Veränderung der Kreditrichtlinien für Unternehmenskredite und ausschlaggebende Faktoren

Die Kreditbedingungen (d. h. die in den Kreditverträgen vereinbarten tatsächlichen Bedingungen für die Gewährung von Krediten) im Unternehmensgeschäft änderten die Banken kaum. Im Bereich der privaten Wohnungsbaukredite lockerten die Banken die Bedingungen in der Gesamtbetrachtung. Die expansiven Anpassungen sind das Ergebnis von verringerten Kreditzinssätzen und gesunkenen Margen bei Wohnungsbaukrediten. Bei den Konsumenten- und sonstigen Krediten an private Haushalte waren dagegen vor allem gestiegene Kreditzinssätze ursächlich für die insgesamt restriktiver gewordenen Bedingungen

Die Nachfrage nach Bankkrediten stieg in Deutschland im Firmenkundengeschäft erstmals seit knapp zwei Jahren wieder an. Im Vorquartal waren die Banken noch von einem unveränderten Mittelbedarf für das zweite Quartal ausgegangen. Als Grund für den Anstieg der Nachfrage sehen die Banken vor allem einen gestiegenen Finanzierungsbedarf von Seiten großer Unternehmen für Anlageinvestitionen sowie für Lagerhaltung und Betriebsmittel. Das allgemeine Zinsniveau beeinflusste die Nachfrage nur noch geringfügig negativ, nachdem es seit Mitte 2022 im Zuge der geldpolitischen Straffung der Hauptgrund für die rückläufige Nachfrageentwicklung gewesen war.

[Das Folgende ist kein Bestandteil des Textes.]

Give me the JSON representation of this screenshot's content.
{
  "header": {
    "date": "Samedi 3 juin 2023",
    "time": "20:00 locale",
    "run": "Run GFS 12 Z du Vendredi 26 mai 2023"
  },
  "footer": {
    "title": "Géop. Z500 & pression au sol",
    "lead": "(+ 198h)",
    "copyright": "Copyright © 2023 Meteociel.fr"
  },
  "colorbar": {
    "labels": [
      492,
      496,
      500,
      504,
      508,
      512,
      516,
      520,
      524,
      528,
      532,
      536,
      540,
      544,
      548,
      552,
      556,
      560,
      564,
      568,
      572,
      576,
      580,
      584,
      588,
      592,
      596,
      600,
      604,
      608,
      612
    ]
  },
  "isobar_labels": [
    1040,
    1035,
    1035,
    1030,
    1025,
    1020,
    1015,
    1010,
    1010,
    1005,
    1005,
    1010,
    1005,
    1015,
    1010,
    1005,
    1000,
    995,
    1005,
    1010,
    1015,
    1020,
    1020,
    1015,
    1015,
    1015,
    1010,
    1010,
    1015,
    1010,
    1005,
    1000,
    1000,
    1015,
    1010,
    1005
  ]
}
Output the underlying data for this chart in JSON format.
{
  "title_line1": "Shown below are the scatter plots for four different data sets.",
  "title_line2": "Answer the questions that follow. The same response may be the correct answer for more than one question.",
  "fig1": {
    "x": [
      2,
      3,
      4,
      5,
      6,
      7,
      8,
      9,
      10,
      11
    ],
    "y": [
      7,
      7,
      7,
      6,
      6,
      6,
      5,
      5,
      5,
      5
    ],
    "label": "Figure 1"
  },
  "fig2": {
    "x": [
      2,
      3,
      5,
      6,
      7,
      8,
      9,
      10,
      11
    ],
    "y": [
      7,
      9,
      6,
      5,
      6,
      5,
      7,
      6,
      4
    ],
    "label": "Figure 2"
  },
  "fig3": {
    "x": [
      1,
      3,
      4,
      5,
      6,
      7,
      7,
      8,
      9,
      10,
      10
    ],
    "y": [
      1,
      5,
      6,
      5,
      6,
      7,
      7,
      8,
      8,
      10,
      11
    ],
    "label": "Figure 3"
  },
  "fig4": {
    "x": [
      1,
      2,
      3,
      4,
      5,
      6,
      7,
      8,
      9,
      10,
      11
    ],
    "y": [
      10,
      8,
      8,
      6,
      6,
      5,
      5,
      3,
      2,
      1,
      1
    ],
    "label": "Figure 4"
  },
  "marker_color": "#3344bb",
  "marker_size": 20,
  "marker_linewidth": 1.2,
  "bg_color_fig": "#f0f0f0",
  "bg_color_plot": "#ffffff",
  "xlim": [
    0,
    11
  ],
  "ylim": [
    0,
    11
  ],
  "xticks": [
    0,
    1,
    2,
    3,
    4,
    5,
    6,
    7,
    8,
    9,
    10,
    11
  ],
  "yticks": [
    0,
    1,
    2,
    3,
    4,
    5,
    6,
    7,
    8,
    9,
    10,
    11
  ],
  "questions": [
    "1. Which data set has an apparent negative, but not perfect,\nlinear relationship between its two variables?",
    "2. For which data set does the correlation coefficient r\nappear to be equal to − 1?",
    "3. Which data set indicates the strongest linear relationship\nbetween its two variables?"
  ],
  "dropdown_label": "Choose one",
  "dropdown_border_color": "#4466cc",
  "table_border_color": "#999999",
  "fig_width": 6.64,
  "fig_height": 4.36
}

Veränderung der Nachfrage nach Unternehmenskediten und ausschlaggebende Faktoren

Die Belebung der Nachfrage nach Wohnungsbaukrediten setzte sich im zweiten Quartal fort. Wesentlicher Grund dafür war nach Angaben der Banken eine verbesserte Einschätzung der Aussichten am Immobilienmarkt seitens der privaten Haushalte. Auch das allgemeine Zinsniveau wirkte sich nach Einschätzung der Banken nachfragestimulierend aus. Den Anstieg der Nachfrage nach Konsumenten- und sonstigen Krediten führten die Banken vor allem auf das gestiegene Verbrauchervertrauen der privaten Haushalte zurück. Die Kreditablehnungsquote nahm im Unternehmensgeschäft erneut zu. Bei privaten Baufinanzierungen ging sie erstmals seit sechs Jahren zurück, bei Konsumenten- und sonstigen Krediten an private Haushalte stieg sie erneut leicht an. Für die kommenden drei Monate rechnen die befragten Banken in allen Kreditsegmenten mit einer weiter steigenden Nachfrage. 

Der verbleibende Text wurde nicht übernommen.